I'll also point out that iptables is a real firewall, just not necessarily in a separate appliance (piece of hardware). It is very flexible, but all of its features are not necessarily obvious from a surface skim, and certainly not from some kind of '...made easy...' front end (so, if you have been using one of the GUI things, you may have to stop, in order to get more flexibility).

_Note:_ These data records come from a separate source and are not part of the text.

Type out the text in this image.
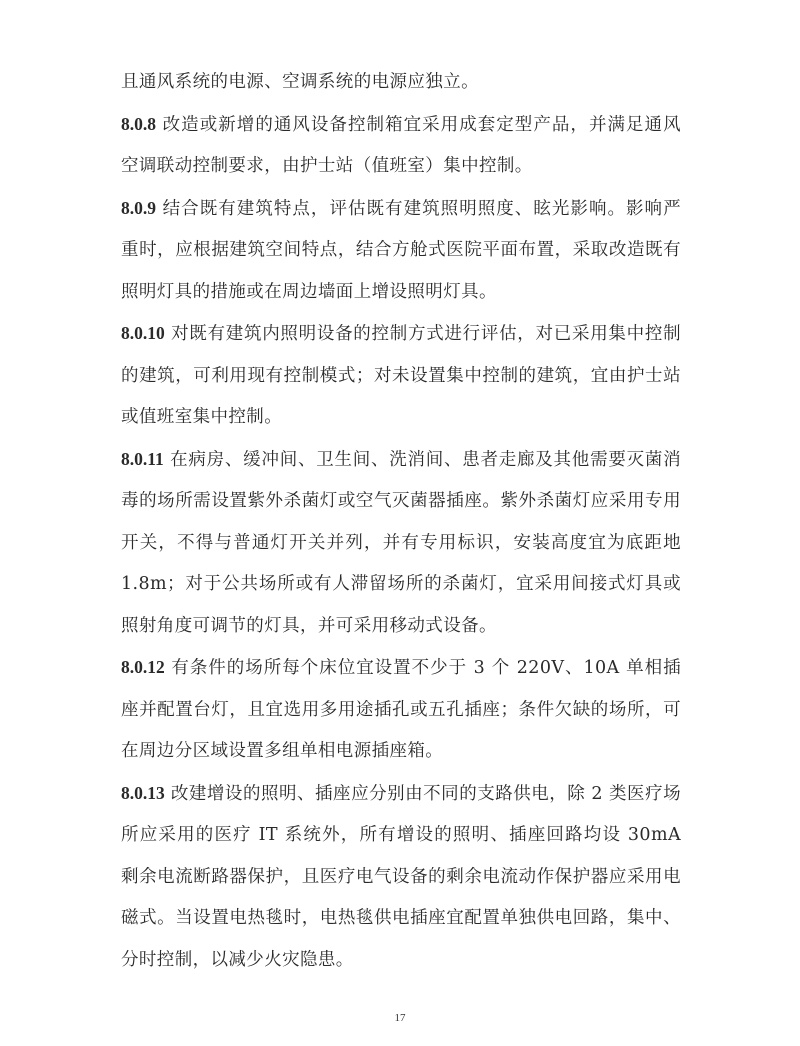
且通风系统的电源、空调系统的电源应独立。

8.0.8 改造或新增的通风设备控制箱宜采用成套定型产品，并满足通风空调联动控制要求，由护士站（值班室）集中控制。

8.0.9 结合既有建筑特点，评估既有建筑照明照度、眩光影响。影响严重时，应根据建筑空间特点，结合方舱式医院平面布置，采取改造既有照明灯具的措施或在周边墙面上增设照明灯具。

8.0.10 对既有建筑内照明设备的控制方式进行评估，对已采用集中控制的建筑，可利用现有控制模式；对未设置集中控制的建筑，宜由护士站或值班室集中控制。

8.0.11 在病房、缓冲间、卫生间、洗消间、患者走廊及其他需要灭菌消毒的场所需设置紫外杀菌灯或空气灭菌器插座。紫外杀菌灯应采用专用开关，不得与普通灯开关并列，并有专用标识，安装高度宜为底距地 1.8m；对于公共场所或有人滞留场所的杀菌灯，宜采用间接式灯具或照射角度可调节的灯具，并可采用移动式设备。

8.0.12 有条件的场所每个床位宜设置不少于 3 个 220V、10A 单相插座并配置台灯，且宜选用多用途插孔或五孔插座；条件欠缺的场所，可在周边分区域设置多组单相电源插座箱。

8.0.13 改建增设的照明、插座应分别由不同的支路供电，除 2 类医疗场所应采用的医疗 IT 系统外，所有增设的照明、插座回路均设 30mA 剩余电流断路器保护，且医疗电气设备的剩余电流动作保护器应采用电磁式。当设置电热毯时，电热毯供电插座宜配置单独供电回路，集中、分时控制，以减少火灾隐患。

17
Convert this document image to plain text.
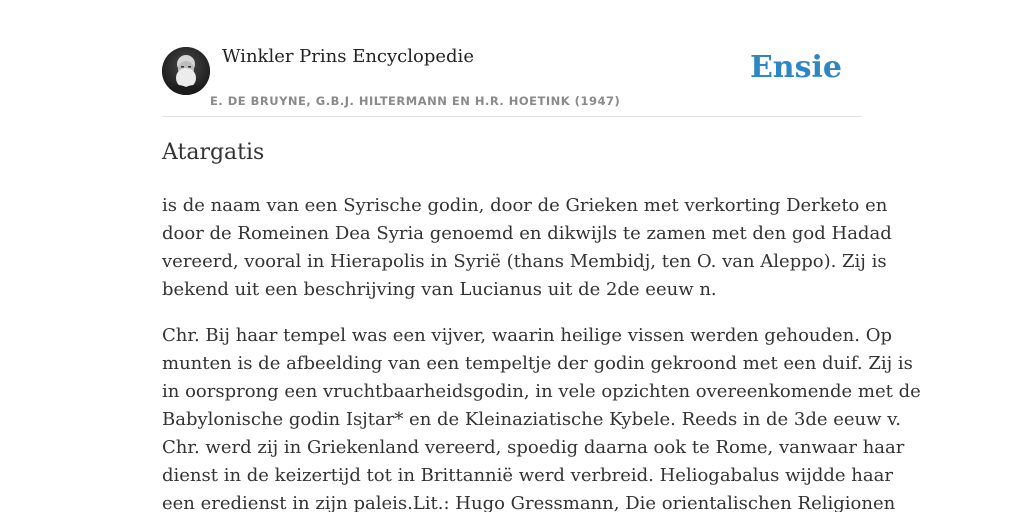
Winkler Prins Encyclopedie
E. DE BRUYNE, G.B.J. HILTERMANN EN H.R. HOETINK (1947)
Ensie
Atargatis

is de naam van een Syrische godin, door de Grieken met verkorting Derketo en
door de Romeinen Dea Syria genoemd en dikwijls te zamen met den god Hadad
vereerd, vooral in Hierapolis in Syrië (thans Membidj, ten O. van Aleppo). Zij is
bekend uit een beschrijving van Lucianus uit de 2de eeuw n.

Chr. Bij haar tempel was een vijver, waarin heilige vissen werden gehouden. Op
munten is de afbeelding van een tempeltje der godin gekroond met een duif. Zij is
in oorsprong een vruchtbaarheidsgodin, in vele opzichten overeenkomende met de
Babylonische godin Isjtar* en de Kleinaziatische Kybele. Reeds in de 3de eeuw v.
Chr. werd zij in Griekenland vereerd, spoedig daarna ook te Rome, vanwaar haar
dienst in de keizertijd tot in Brittannië werd verbreid. Heliogabalus wijdde haar
een eredienst in zijn paleis.Lit.: Hugo Gressmann, Die orientalischen Religionen
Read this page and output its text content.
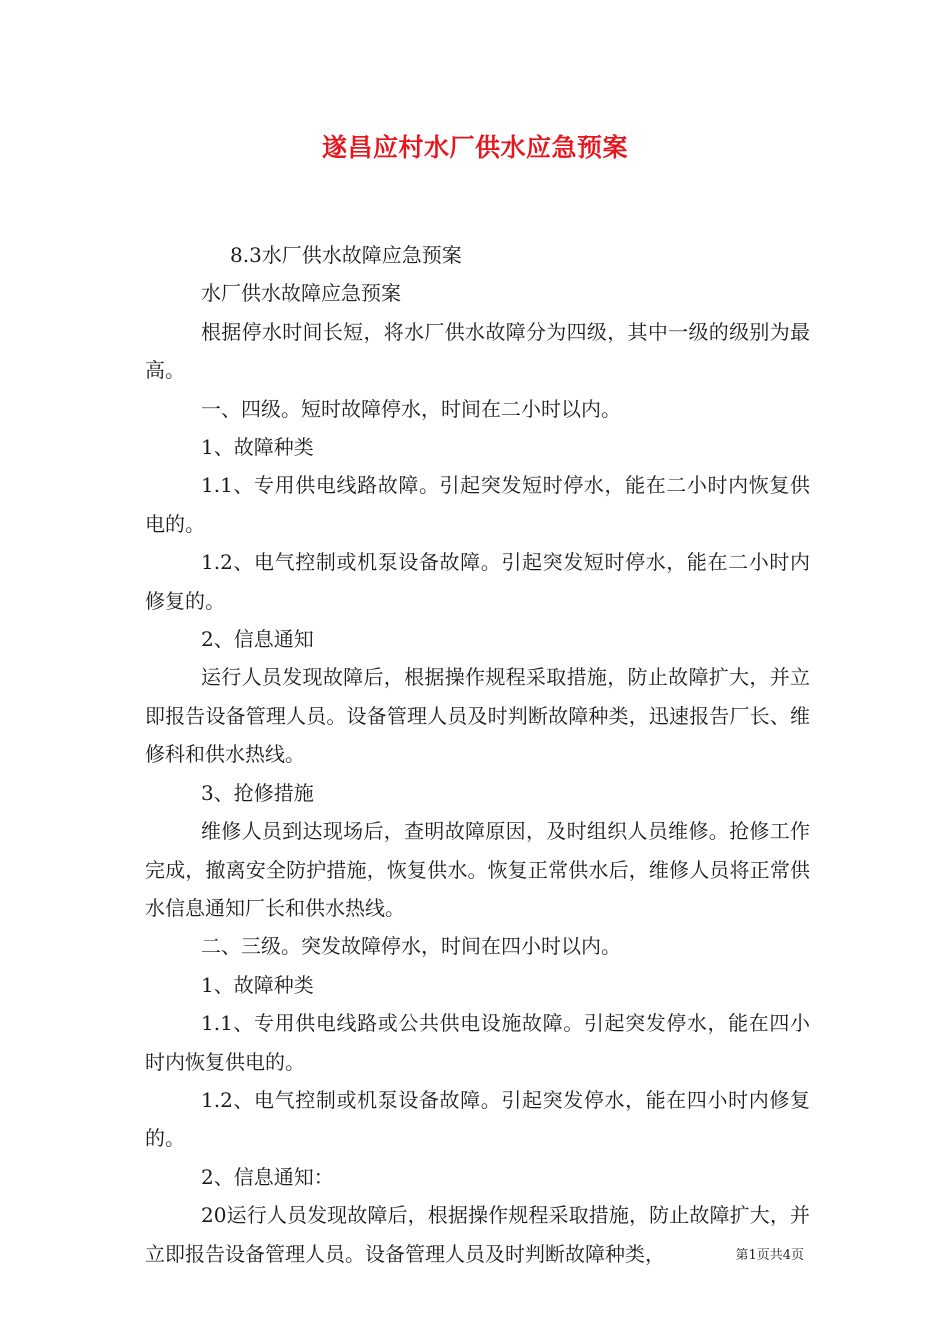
遂昌应村水厂供水应急预案

8.3水厂供水故障应急预案

水厂供水故障应急预案

根据停水时间长短，将水厂供水故障分为四级，其中一级的级别为最高。

一、四级。短时故障停水，时间在二小时以内。

1、故障种类

1.1、专用供电线路故障。引起突发短时停水，能在二小时内恢复供电的。

1.2、电气控制或机泵设备故障。引起突发短时停水，能在二小时内修复的。

2、信息通知

运行人员发现故障后，根据操作规程采取措施，防止故障扩大，并立即报告设备管理人员。设备管理人员及时判断故障种类，迅速报告厂长、维修科和供水热线。

3、抢修措施

维修人员到达现场后，查明故障原因，及时组织人员维修。抢修工作完成，撤离安全防护措施，恢复供水。恢复正常供水后，维修人员将正常供水信息通知厂长和供水热线。

二、三级。突发故障停水，时间在四小时以内。

1、故障种类

1.1、专用供电线路或公共供电设施故障。引起突发停水，能在四小时内恢复供电的。

1.2、电气控制或机泵设备故障。引起突发停水，能在四小时内修复的。

2、信息通知：

20运行人员发现故障后，根据操作规程采取措施，防止故障扩大，并立即报告设备管理人员。设备管理人员及时判断故障种类，	第1页共4页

And maybe you need to say something about the physical set-up, because it is unclear to me whether adding a separate box to do firewalling is at all possible.
(And the compulsory mention for the tutorial/manual at
frozentux. Must read, even if long.)
Is whitelisting a possibility? You host ~150 mailboxes, so your list of 'white' IPs
could be small-ish. Probably causes an issue when a new 'white' IP needs to be created, but maybe that could be proceduralised, somehow.
How many individual ip addresses would you need to blacklist (based on current numbers, which would presumably grow, if you did start blacklisting existing bad guys); that might still be manageable, partic with ipset.
(Actually, the biggest problem with big numbers is probably the 'managing the lists, without errors and still being able to add and subtract IPs' rather than 'can the software cope with a big list' problem. At least, that's the one that bites first.)